Emo Chiellini ha avuto un impatto elevatissimo nella comunità scientifica come lo dimostrano i numerosi progetti di ricerca nazionali e internazionali sia di tipo istituzionale che industriale da lui diretti. I suoi interessi scientifici in chimica macromolecolare hanno riguardato i polimeri bioattivi di interesse biomedico e farmaceutico, i materiali polimerici biodegradabili per applicazioni ambientali e i cristalli liquidi. È stato autore di oltre 500 pubblicazioni e contitolare di 35 brevetti. Ha tenuto oltre 300 conferenze su invito. È stato editore/co-editore di circa 20 libri ed è stato membro dell’Editorial Board di diverse riviste scientifiche internazionali nel campo dei polimeri.
È stato inoltre fondatore e direttore del Laboratorio di Materiali Polimerici Bioattivi per Applicazioni Biomediche ed Ambientali (BIOlab) accogliendo e formando ricercatori da svariati ambiti disciplinari.
Come riconoscimento per «il suo fondamentale contributo dato allo sviluppo della scienza e tecnologia dei materiali polimerici, polimeri biodegradabili» e per le loro numerose applicazioni nel settore biomedico, farmaceutico e ambientale nel 2018 è stato insignito del prestigioso "Premio Natta" per la Chimica, una sorta di Nobel italiano assegnato a illustri scienziati di fama internazionale.

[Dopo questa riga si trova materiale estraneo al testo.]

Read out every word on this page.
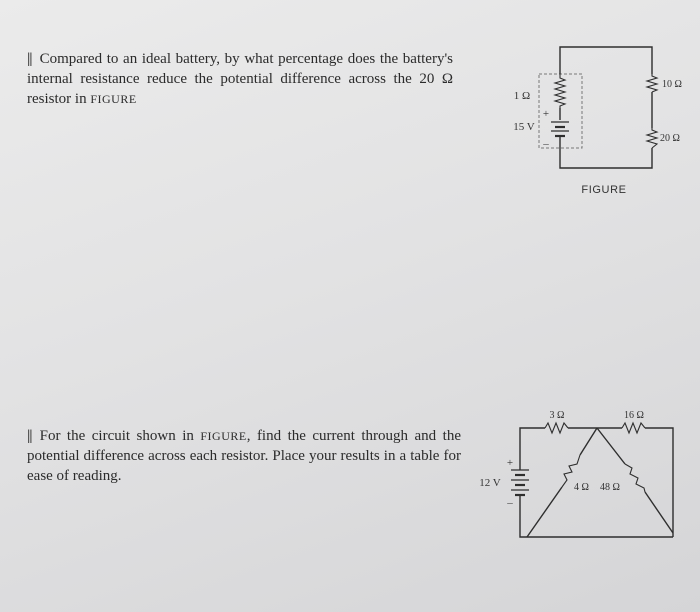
|| Compared to an ideal battery, by what percentage does the battery's internal resistance reduce the potential difference across the 20 Ω resistor in FIGURE
|| For the circuit shown in FIGURE, find the current through and the potential difference across each resistor. Place your results in a table for ease of reading.
1 Ω
15 V
+
–
10 Ω
20 Ω
FIGURE
12 V
+
–
3 Ω	16 Ω
4 Ω 48 Ω
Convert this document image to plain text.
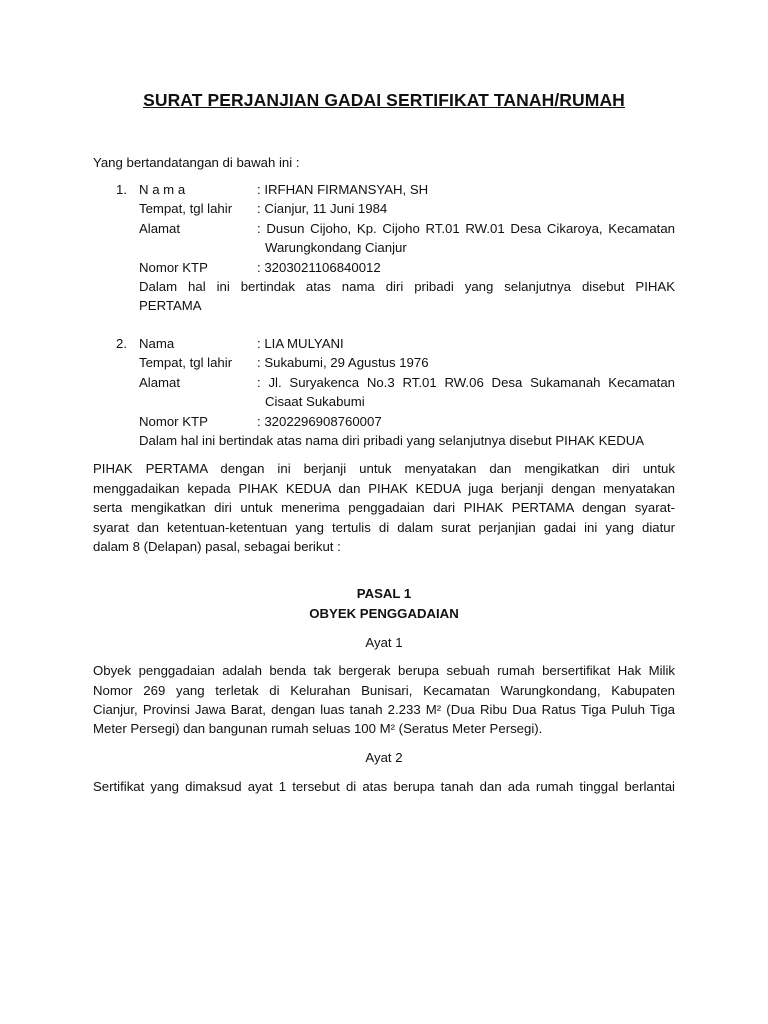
SURAT PERJANJIAN GADAI SERTIFIKAT TANAH/RUMAH
Yang bertandatangan di bawah ini :
1. N a m a	: IRFHAN FIRMANSYAH, SH
Tempat, tgl lahir : Cianjur, 11 Juni 1984
Alamat	: Dusun Cijoho, Kp. Cijoho RT.01 RW.01 Desa Cikaroya, Kecamatan
Warungkondang Cianjur
Nomor KTP	: 3203021106840012
Dalam hal ini bertindak atas nama diri pribadi yang selanjutnya disebut PIHAK
PERTAMA
2. Nama	: LIA MULYANI
Tempat, tgl lahir : Sukabumi, 29 Agustus 1976
Alamat	: Jl. Suryakenca No.3 RT.01 RW.06 Desa Sukamanah Kecamatan
Cisaat Sukabumi
Nomor KTP	: 3202296908760007
Dalam hal ini bertindak atas nama diri pribadi yang selanjutnya disebut PIHAK KEDUA
PIHAK PERTAMA dengan ini berjanji untuk menyatakan dan mengikatkan diri untuk
menggadaikan kepada PIHAK KEDUA dan PIHAK KEDUA juga berjanji dengan menyatakan
serta mengikatkan diri untuk menerima penggadaian dari PIHAK PERTAMA dengan syarat-
syarat dan ketentuan-ketentuan yang tertulis di dalam surat perjanjian gadai ini yang diatur
dalam 8 (Delapan) pasal, sebagai berikut :
PASAL 1
OBYEK PENGGADAIAN
Ayat 1
Obyek penggadaian adalah benda tak bergerak berupa sebuah rumah bersertifikat Hak Milik
Nomor 269 yang terletak di Kelurahan Bunisari, Kecamatan Warungkondang, Kabupaten
Cianjur, Provinsi Jawa Barat, dengan luas tanah 2.233 M² (Dua Ribu Dua Ratus Tiga Puluh Tiga
Meter Persegi) dan bangunan rumah seluas 100 M² (Seratus Meter Persegi).
Ayat 2
Sertifikat yang dimaksud ayat 1 tersebut di atas berupa tanah dan ada rumah tinggal berlantai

Attualmente ricopriva la carica di presidente del Laboratorio di Materiali Polimerici Ecocompatibili (LMPE srl), start-up innovativa Italiana e spin-off affiliato a INSTM, operante nel settore dell’economia circolare presso il parco scientifico di Segromigno in Monte (LU), dimostrando quotidianamente una sconfinata passione e dedizione per il proprio lavoro.

Ci lascia un docente, un collega di straordinaria capacità didattica e chiarezza che ha cresciuto generazioni di studenti e ricercatori di molti ambiti disciplinari. La sua capacità di individuare le mutevoli innovazioni della ricerca e le sue applicazioni tecnologiche anche in ambito industriale sono riconosciute in tutto il mondo ed hanno contribuito alla storia della scienza dei polimeri pisana ed italiana lasciando un segno tangibile nel mondo accademico e nella società contemporanea.